Mexico invites Spain's king to World Cup opening match


FILE PHOTO: Spain's King Felipe VI attends the swearing-in ceremony of newly elected Portuguese president Antonio Jose Seguro at the parliament, in Lisbon, Portugal, March 9, 2026. REUTERS/Pedro Nunes/ File Photo

MEXICO CITY, March 19 (Reuters) - Mexico has invited Spain's ⁠King Felipe VI to attend the World Cup opening match, ‌Mexican President Claudia Sheinbaum said on Thursday, marking a thawing in relations after she did not invite him to her inauguration ceremony.

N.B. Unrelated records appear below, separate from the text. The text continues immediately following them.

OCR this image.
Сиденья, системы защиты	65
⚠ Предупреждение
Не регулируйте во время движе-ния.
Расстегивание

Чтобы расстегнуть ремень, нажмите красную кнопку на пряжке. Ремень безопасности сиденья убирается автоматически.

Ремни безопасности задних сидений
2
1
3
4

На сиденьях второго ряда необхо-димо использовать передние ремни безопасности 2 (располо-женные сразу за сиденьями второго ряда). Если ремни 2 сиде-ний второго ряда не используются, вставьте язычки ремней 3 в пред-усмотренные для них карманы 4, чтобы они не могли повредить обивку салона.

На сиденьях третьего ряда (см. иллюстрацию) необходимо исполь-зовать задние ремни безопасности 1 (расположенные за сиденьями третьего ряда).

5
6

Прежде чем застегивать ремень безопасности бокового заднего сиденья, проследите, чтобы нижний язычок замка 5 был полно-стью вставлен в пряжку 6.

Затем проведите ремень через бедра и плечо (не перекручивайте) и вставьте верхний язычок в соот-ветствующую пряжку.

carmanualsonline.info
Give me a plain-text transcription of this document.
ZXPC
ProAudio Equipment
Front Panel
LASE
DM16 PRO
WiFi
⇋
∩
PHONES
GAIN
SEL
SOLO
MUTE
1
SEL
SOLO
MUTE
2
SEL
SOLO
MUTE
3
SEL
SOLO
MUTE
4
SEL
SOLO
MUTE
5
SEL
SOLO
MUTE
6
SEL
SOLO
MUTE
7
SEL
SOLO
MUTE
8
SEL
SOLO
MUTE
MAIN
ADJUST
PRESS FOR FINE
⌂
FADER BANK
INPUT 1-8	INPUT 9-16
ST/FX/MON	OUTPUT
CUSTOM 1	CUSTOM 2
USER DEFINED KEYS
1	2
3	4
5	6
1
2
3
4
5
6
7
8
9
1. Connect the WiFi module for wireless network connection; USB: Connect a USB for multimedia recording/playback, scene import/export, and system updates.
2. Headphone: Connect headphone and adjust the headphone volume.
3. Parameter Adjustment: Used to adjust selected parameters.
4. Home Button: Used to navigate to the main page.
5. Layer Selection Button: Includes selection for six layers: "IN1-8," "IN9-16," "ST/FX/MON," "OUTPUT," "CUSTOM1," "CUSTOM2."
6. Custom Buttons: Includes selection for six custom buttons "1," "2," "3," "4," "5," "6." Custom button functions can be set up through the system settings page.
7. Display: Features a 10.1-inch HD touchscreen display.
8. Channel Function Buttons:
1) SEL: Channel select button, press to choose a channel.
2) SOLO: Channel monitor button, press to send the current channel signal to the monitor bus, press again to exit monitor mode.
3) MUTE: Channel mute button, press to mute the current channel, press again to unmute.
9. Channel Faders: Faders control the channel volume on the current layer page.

Mexico's government representative for the ​2026 FIFA World Cup Gabriela Cuevas sent ⁠invitations to all the countries ⁠with which Mexico has diplomatic relations, and among those invited was ⁠Felipe ‌VI, Sheinbaum told a daily press conference.

Sheinbaum did not invite Felipe VI to her 2024 inauguration after the ⁠monarch declined to apologize for colonial-era abuses.

In the 16th ​to 18th centuries, ‌Spain ruled one of the world's largest ever empires, ⁠spanning five continents, ​including much of Latin America, where it practiced forced labor, land expropriation and violence against Indigenous peoples.

Felipe VI unexpectedly acknowledged abuses in his ⁠country's colonial past on Monday.

The king's comments ​followed a speech by U.S. Secretary of State Marco Rubio in Munich last month, in which Rubio criticized a decline of "great Western empires" ⁠and said Washington did not want allies "shackled by guilt and shame."

Sheinbaum said on Tuesday the latest comments were a conciliatory gesture on the king's part, but "it wasn't everything we would have wanted."

Mexico ​will play South Africa in the World ⁠Cup's opening match, which is scheduled for June 11 in Azteca ​Stadium - where Pele dazzled with Brazil in ‌1970 and Maradona's "hand of God" propelled ​Argentina to glory in 1986.